Skip to main content

max_by

Finds the row(s) containing the maximum value for a column and returns the value of another column in that row.

For example, if a table contains the columns employee_id and salary, MAX_BY(employee_id, salary) returns the value of the employee_id column for the row that has the highest value in the salary column.

If multiple rows contain the specified maximum value, the function is non-deterministic.

Syntax

max_by( <col_to_return>, <col_containing_maximum> )

Arguments

<col_to_return>

Column containing the value to return.

<col_containing_maximum>

Column containing the maximum value.

Returns

The function returns a value of the same type as col_to_return.

Example

The following examples demonstrate how to use the MAX_BY function.

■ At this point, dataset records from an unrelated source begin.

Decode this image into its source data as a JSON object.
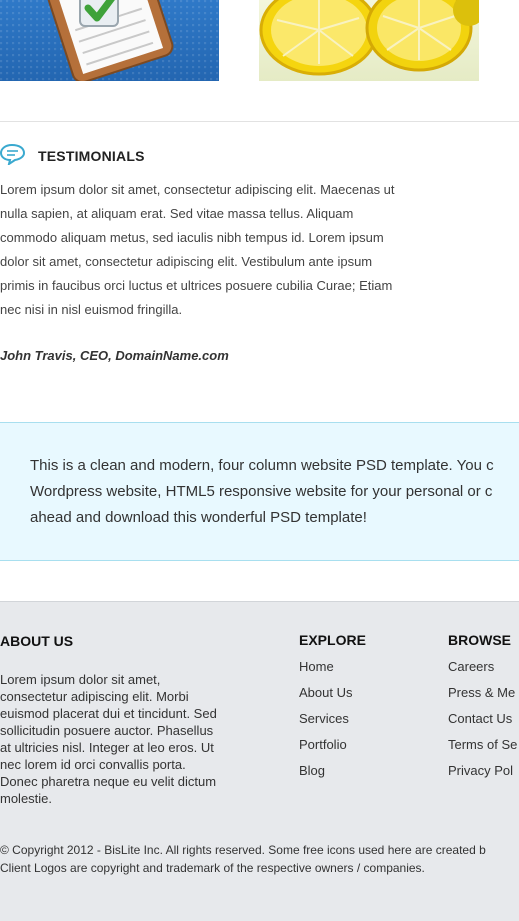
{
  "portfolio": {
    "items": [
      {
        "icon": "checklist-clipboard-icon"
      },
      {
        "icon": "lemon-slices-image"
      }
    ]
  },
  "testimonials": {
    "title": "TESTIMONIALS",
    "icon": "speech-bubble-icon",
    "lines": [
      "Lorem ipsum dolor sit amet, consectetur adipiscing elit. Maecenas ut",
      "nulla sapien, at aliquam erat. Sed vitae massa tellus. Aliquam",
      "commodo aliquam metus, sed iaculis nibh tempus id. Lorem ipsum",
      "dolor sit amet, consectetur adipiscing elit. Vestibulum ante ipsum",
      "primis in faucibus orci luctus et ultrices posuere cubilia Curae; Etiam",
      "nec nisi in nisl euismod fringilla."
    ],
    "author": "John Travis, CEO, DomainName.com"
  },
  "promo": {
    "lines": [
      "This is a clean and modern, four column website PSD template. You c",
      "Wordpress website, HTML5 responsive website for your personal or c",
      "ahead and download this wonderful PSD template!"
    ]
  },
  "footer": {
    "about": {
      "title": "ABOUT US",
      "lines": [
        "Lorem ipsum dolor sit amet,",
        "consectetur adipiscing elit. Morbi",
        "euismod placerat dui et tincidunt. Sed",
        "sollicitudin posuere auctor. Phasellus",
        "at ultricies nisl. Integer at leo eros. Ut",
        "nec lorem id orci convallis porta.",
        "Donec pharetra neque eu velit dictum",
        "molestie."
      ]
    },
    "explore": {
      "title": "EXPLORE",
      "links": [
        "Home",
        "About Us",
        "Services",
        "Portfolio",
        "Blog"
      ]
    },
    "browse": {
      "title": "BROWSE",
      "links": [
        "Careers",
        "Press & Me",
        "Contact Us",
        "Terms of Se",
        "Privacy Pol"
      ]
    },
    "copyright": [
      "© Copyright 2012 - BisLite Inc. All rights reserved. Some free icons used here are created b",
      "Client Logos are copyright and trademark of the respective owners / companies."
    ]
  },
  "colors": {
    "promo_bg": "#e8f9ff",
    "promo_border": "#a8dfef",
    "footer_bg": "#e7e9ec",
    "accent_icon": "#3aa9cf"
  }
}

To run these examples, execute the following statements to set up the table and data for the examples:

CREATE TABLE employees(employee_id int, department_id int, salary int);
VALUES
(1001, 10, 10000),
(1020, 10, 9000),
(1030, 10, 8000),
(900, 20, 15000),
(2000, 20, NULL),
(2010, 20, 15000),
(2020, 20, 8000),
INSERT INTO employees;

The following example returns the ID of the employee with the highest salary:

FROM employees aggregate max_by(employee_id, salary);
+-----------------------------+
| max_by(employee_id, salary) |
+-----------------------------+
| 2010 |
+-----------------------------+

Note the following:

  • Because more than one row contains the maximum value for the salary column, the function is non-deterministic and might return the employee ID for a different row in subsequent executions.
  • The function ignores the NULL value in the salary column when determining the rows with the maximum values.